Based on the the discussion in https://reviews.llvm.org/D101237 it seemed to me like the only two viable solutions are:

  1. Add a DW_AT_byte_size of 0 to the empty field
  2. Add a DW_AT_no_unique_address

AFAICT Jan tried to implement (1) but never seemed to be able to fully add support for this in the ASTImporter/LLDB. Another issue I see with this is that sometimes the byte-size of said field is not 0, depending on the context in which the structure is used.

I'm still leaning towards proposing a DW_AT_no_unique_address. Which is pretty easy to implement and also reason about from LLDB's perspective. @dblaikie @aprantl does that sound reasonable to you?

2222

Typically the call to record_decl->fields() below would worry me, because if the decl !hasLoadedFieldsFromExternalStorage() then we'd start another ASTImport process, which could lead to some unpredictable behaviour if we are already in the middle of an import. But since CompleteTagDeclarationDefinition sets setHasLoadedFieldsFromExternalStorage(true) I *think* we'd be ok. Might warrant a comment.

2234

Why do we need to mark the parents empty here again? Wouldn't they have been marked in ParseStructureLikeDIE?

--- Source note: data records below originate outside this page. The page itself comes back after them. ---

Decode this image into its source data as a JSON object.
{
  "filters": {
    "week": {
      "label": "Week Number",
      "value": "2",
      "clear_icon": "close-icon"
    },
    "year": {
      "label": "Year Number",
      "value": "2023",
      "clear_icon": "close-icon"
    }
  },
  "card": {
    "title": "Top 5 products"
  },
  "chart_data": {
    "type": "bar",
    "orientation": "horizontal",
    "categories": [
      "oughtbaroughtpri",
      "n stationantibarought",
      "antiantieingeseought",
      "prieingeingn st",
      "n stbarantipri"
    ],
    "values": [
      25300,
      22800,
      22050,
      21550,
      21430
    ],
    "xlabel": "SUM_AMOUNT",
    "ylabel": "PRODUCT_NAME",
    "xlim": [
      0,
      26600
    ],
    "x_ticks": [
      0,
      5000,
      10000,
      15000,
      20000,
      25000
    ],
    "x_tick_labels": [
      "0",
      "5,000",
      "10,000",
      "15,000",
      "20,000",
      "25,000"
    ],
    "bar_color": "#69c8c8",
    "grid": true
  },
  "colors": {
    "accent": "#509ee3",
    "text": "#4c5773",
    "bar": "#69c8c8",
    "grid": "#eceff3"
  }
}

kpdev42 added inline comments.Apr 14 2023, 3:04 AM
lldb/source/Plugins/SymbolFile/DWARF/DWARFASTParserClang.cpp
2215

I think that lldb jitter relies on value of DW_AT_member location when/if empty structure address is taken, so assigning no_unique_address attribute shouldn't, in my opinion, affect anything. Also, as I understand, AST obtained from DWARF will not (and cannot) be identical to the source (e.g. because of optimizations)

2222

We can probably use keys of DenseMap in layout_info.base_offsets to stay safe, can't we?

2234

ParseStructureLikeDIE marks only trivially empty records (with no children or with only children being template parameters). All non-trivially empty structs (with only children being other empty structs) are marked here.

So what are next steps? Are we going for implementation of DW_AT_no_unique_address (which is going to be a non-standard extension) ?
@dblaikie @aprantl @Michael137

So what are next steps? Are we going for implementation of DW_AT_no_unique_address (which is going to be a non-standard extension) ?
@dblaikie @aprantl @Michael137

in my opinion that would be the most convenient way forward. Perhaps something like DW_AT_LLVM_no_unique_address even?

Btw what does GCC/gdb do in this case?

If we can come up with a counterexample where the heuristic in this patch is doing the wrong thin then I think emitting a DW_AT_LLVM_no_unique_address attribute sounds reasonable to me. But otherwise I don't see a problem with using a heuristic.